What it does ChatdollKit is a Unity SDK for building voice-enabled 3D chatbots from VRM models. It handles the full conversational loop: speech-to-text, LLM inference, text-to-speech, and synchronized animations including lip-sync, blinking, and facial expressions. It targets desktop, mobile, VR/AR, and WebGL.

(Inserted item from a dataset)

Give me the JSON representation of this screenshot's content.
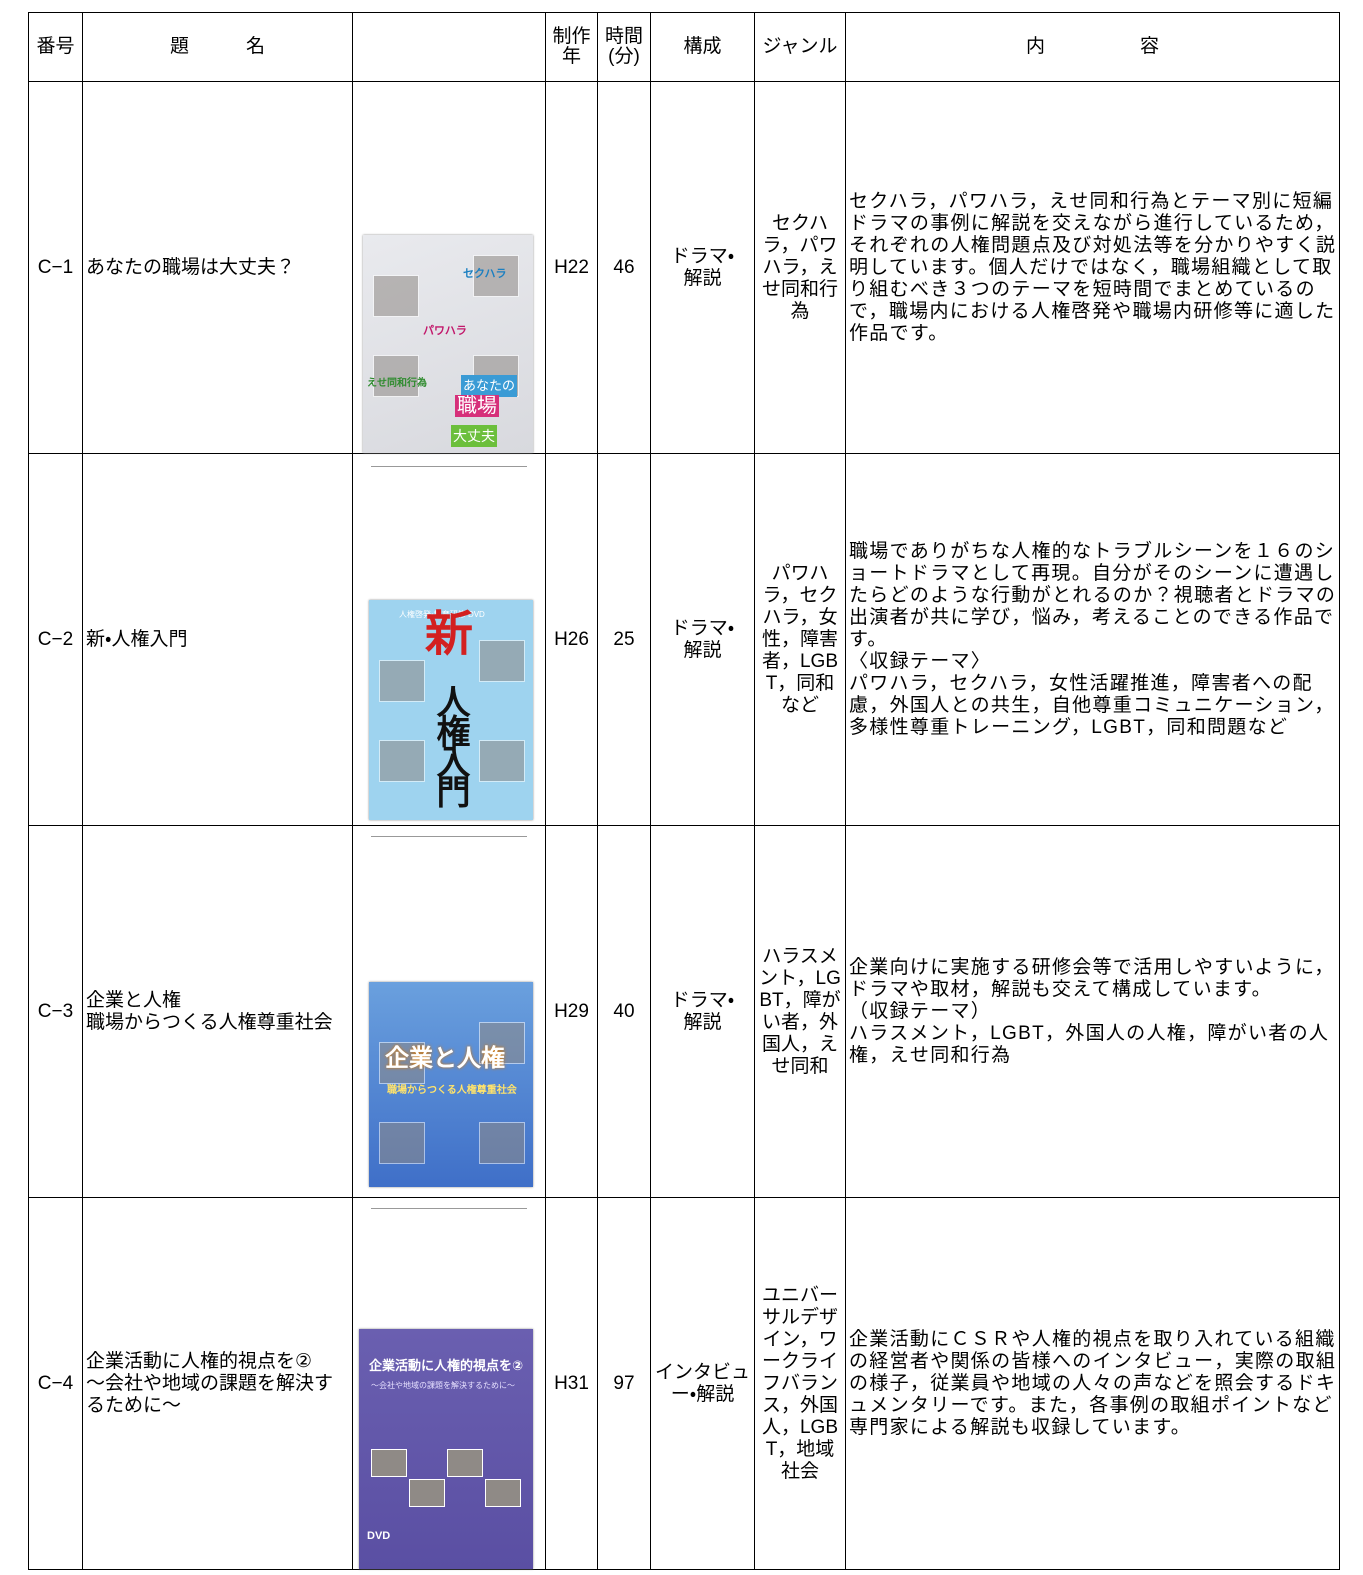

The interesting bit The project treats conversation as a real-time performance problem, not just an API call. Recent releases added WebSocket streaming STT to shave “several hundred milliseconds” off latency, barge-in support so users can interrupt mid-sentence, and multi-VAD noise resistance for event venues. It also runs entirely in WebGL with JavaScript interop.
Key highlights
- Pluggable LLMs: OpenAI, Anthropic Claude, Google Gemini, Grok, Dify, plus function calling and multimodal inputs
- Broad TTS/STT support: Azure, Google, OpenAI, VOICEVOX, AivisSpeech, Style-Bert-VITS2, NijiVoice, with TTS preprocessing for pronunciation tuning
- 3D expression system: autonomous animation, face control, idle behaviors, runtime VRM model switching
- Conversation management: wake words, intent routing, context state, long-term memory via ChatMemory/mem0/Zep, dynamic multilingual switching
- External control: socket commands, JavaScript control in WebGL, remote client support for VTuber-style setups
Caveats
- Setup is multi-step: import dependencies, configure scene objects, attach API keys to three separate inspector components just to run the demo
- README notes legacy component removal in 0.8.4 and refers to a separate migration guide for 0.7.x users
- Some features (AIAvatarKit backend, AutoGen integration) are mentioned but not deeply documented in the visible README sections
Verdict Worth a look if you’re building interactive 3D characters, AI VTubers, or kiosk-style virtual agents in Unity. Skip it if you need a hosted, no-code solution or aren’t already in the Unity ecosystem.